La procesión representa la peregrinación de la vida misma. El pueblo peregrino de Dios camina penosamente a través de este mundo del tiempo, guiado por la luz de Cristo y sostenido por la esperanza de encontrar finalmente al Señor de la gloria en su reino eterno. El sacerdote dice en la bendición de las candelas: "Que quienes las llevamos para ensalzar tu gloria caminemos en la senda de bondad y vengamos a la luz que brilla por siempre".

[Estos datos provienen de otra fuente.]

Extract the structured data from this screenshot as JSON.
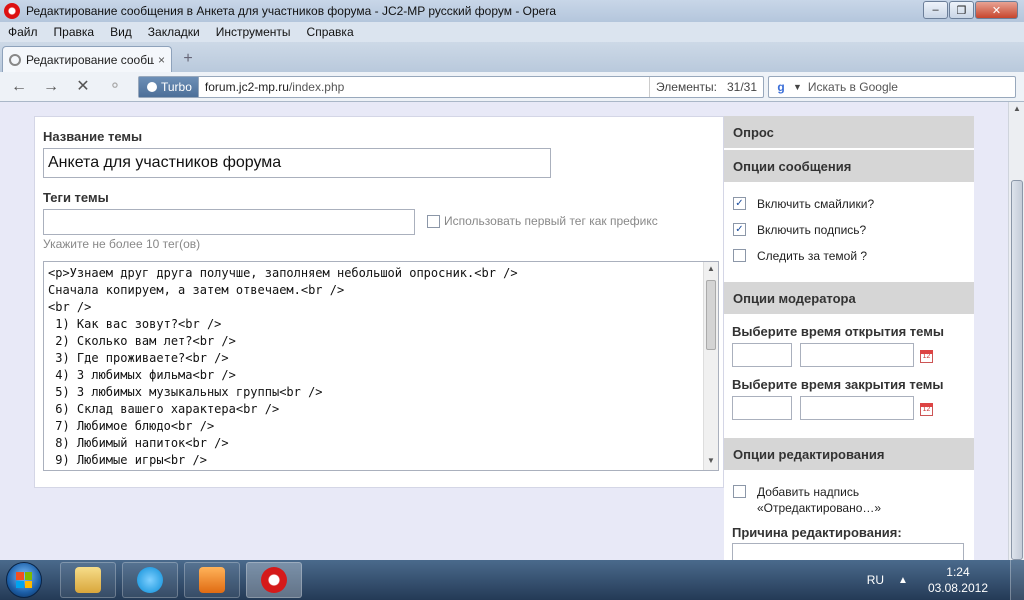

La candela que sostenemos en nuestras manos recuerda la vela de nuestro bautismo. Y la admonición del sacerdote dice: "Ojalá guarden la llama de la fe viva en sus corazones. Que cuando el Señor venga salgan a su encuentro con todos los santos en el reino celestial". Este será el encuentro final, la presentación postrera, cuando la luz de la fe se convierta en la luz de la gloria. Entonces será la consumación de nuestro más profundo deseo, la gracia que pedimos en la poscomunión de la misa:
Por estos sacramentos que hemos recibido, llénanos de tu gracia, Señor, tú que has colmado plenamente la esperanza de Simeón; y así como a él no le dejaste morir sin haber tenido en sus brazos a Cristo, concédenos a nosotros, que caminamos al encuentro del Señor, merecer el premio de la vida eterna.